Огромный зал Дома печати набит беженцами из Москвы. Спят на стульях – стулья стоят спинками друг к другу. Пустых мест нет. Мы с Идой уложили Анну Андреевну на стол, Люшу и Женю – под стол, а сами сели на подоконник. Анна Андреевна лежала прямая, вытянувшаяся, с запавшими глазами и ртом, словно мертвая. Мне под утро какой-то военный уступил место на стульях. Я легла, но не спала. Когда рассвело, оказалось, что бок о бок со мной, за спинками стульев, спит Фадеев[118].

Оставшимся в Чистополе все больше начинает казаться, что те, кто может устроиться, бежит от немцев, которые вот-вот будут здесь. Тем более слухи о том, что будто бы правительство оставило Москву, только-только достигли Чистополя.
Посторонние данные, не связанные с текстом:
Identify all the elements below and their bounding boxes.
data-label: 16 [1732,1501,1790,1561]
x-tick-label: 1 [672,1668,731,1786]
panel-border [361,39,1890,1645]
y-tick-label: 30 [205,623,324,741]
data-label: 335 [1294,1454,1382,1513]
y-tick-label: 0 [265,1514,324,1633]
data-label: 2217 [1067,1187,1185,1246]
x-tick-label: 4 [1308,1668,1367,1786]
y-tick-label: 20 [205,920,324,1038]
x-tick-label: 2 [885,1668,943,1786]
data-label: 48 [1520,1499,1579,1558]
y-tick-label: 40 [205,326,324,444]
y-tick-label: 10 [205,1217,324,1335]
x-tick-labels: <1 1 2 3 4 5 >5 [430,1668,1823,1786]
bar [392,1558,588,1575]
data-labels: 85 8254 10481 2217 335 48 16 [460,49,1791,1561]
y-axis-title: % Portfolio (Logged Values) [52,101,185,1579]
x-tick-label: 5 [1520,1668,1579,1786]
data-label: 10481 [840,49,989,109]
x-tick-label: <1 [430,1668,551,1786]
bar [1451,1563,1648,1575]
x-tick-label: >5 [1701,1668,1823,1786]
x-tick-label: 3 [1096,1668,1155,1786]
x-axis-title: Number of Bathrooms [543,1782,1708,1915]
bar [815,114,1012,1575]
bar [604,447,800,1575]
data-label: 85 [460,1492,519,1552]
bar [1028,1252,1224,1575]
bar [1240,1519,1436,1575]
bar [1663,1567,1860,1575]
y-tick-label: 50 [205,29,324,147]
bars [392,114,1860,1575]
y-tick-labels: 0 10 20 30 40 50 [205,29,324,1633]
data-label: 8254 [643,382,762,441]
Сообщается также, что столица готовится к уличным боям.

Возможно, спешные отъезды и ожидание немцев в городе и явились последним толчком к самоубийству Елены Санниковой, которое произошло 25 октября 1941 года.

Вадим Белоцерковский писал нечто отличное от многих других воспоминаний. И речь, видимо, шла о самых напряженных днях.

Местное население относилось к нам, эвакуированным, с открытой враждебностью. Нас называли “выковыренными”. <…> Сильное беспокойство вызывали слухи о дезертирах, бежавших с фронта. В поисках дезертиров в дома по ночам стали врываться патрули НКВД. Пришли и к нам и, несмотря на документы отца, устроили обыск, заглядывали под кровати[119].

В опустевших соседних селах некому было убирать урожай, а первая военная осень выдалась дождливой. Женщины и дети старались погонять полуживых лошадей, но грязь была такой, что измученные лошади, надорвавшись, издыхали и падали на обочинах дороги.

Ташкент. Конец 1941-го начало 1942 года

Корней Иванович Чуковский, оказавшись в Ташкенте в октябре 1941 года, искренне восхищался открытым на старости лет восточным городом.

Я брожу по улицам, – писал он в дневнике, – словно слушаю музыку – так хороши эти аллеи тополей. Арыки и тысячи разнообразных мостиков через арыки, и перспективы одноэтажных домов, которые кажутся еще ниже оттого, что так высоки тополя, – и южная жизнь на улице, и милые учтивые узбеки, – и базары, где изюм и орехи, – и благодатное солнце, – отчего я не был здесь прежде – отчего не попал сюда до войны?

Он поселился на улице Гоголя, 56. “Белый двухэтажный дом.

В углу дверь в комнату, где живет семья <…>, в другом конце вход в кабинет Корнея Чуковского”, – вспоминал Валентин Берестов.

Живу в комнате, где, кроме двух геокарт, нет ничего. Сломанный умывальник, расшатанная кровать, на подоконнике книги – рвань случайная – тоска по детям. Окна во двор – во дворе около сотни ребят, с утра кричащих по-южному[120].

9 ноября Чуковская с дочкой, племянником и с Ахматовой приехала в Ташкент. На вокзале их встречал К. И. Чуковский с машиной и отвез в гостиницу.

В архиве Луговского сохранилась записка:

Уваж. т. Коваленко.

Т. Чуковский берет кв. № 5 на Жуковской. Его квартиру на ул. К. Маркса надо отдать либо тов. Луговскому (5 ч.), или Файко – Леонидову (4 ч.), и веду смотреть келью (как сказал Чуковский) Ахматовой.

К тебе (?) Ник. Вирта[121].

Этот текст, написанный карандашом на обрывке бумаги, фиксирует перемещения первых дней. Не совсем понятна форма подписи. Видимо, она означала некую шутливо-верно-подданническую манеру общения, в смысле – “к тебе” прибегаю и т. д. Коваленко, как указано в дневниках Чуковского, был управделами Совнаркома.

Вирта обращался к Коваленко, наверное, в конце ноября 1941 года, когда вовсю тасовалась колода квартир, углов, клетушек и, разумеется, учитывался определенный ранжир, по которому и происходило расселение.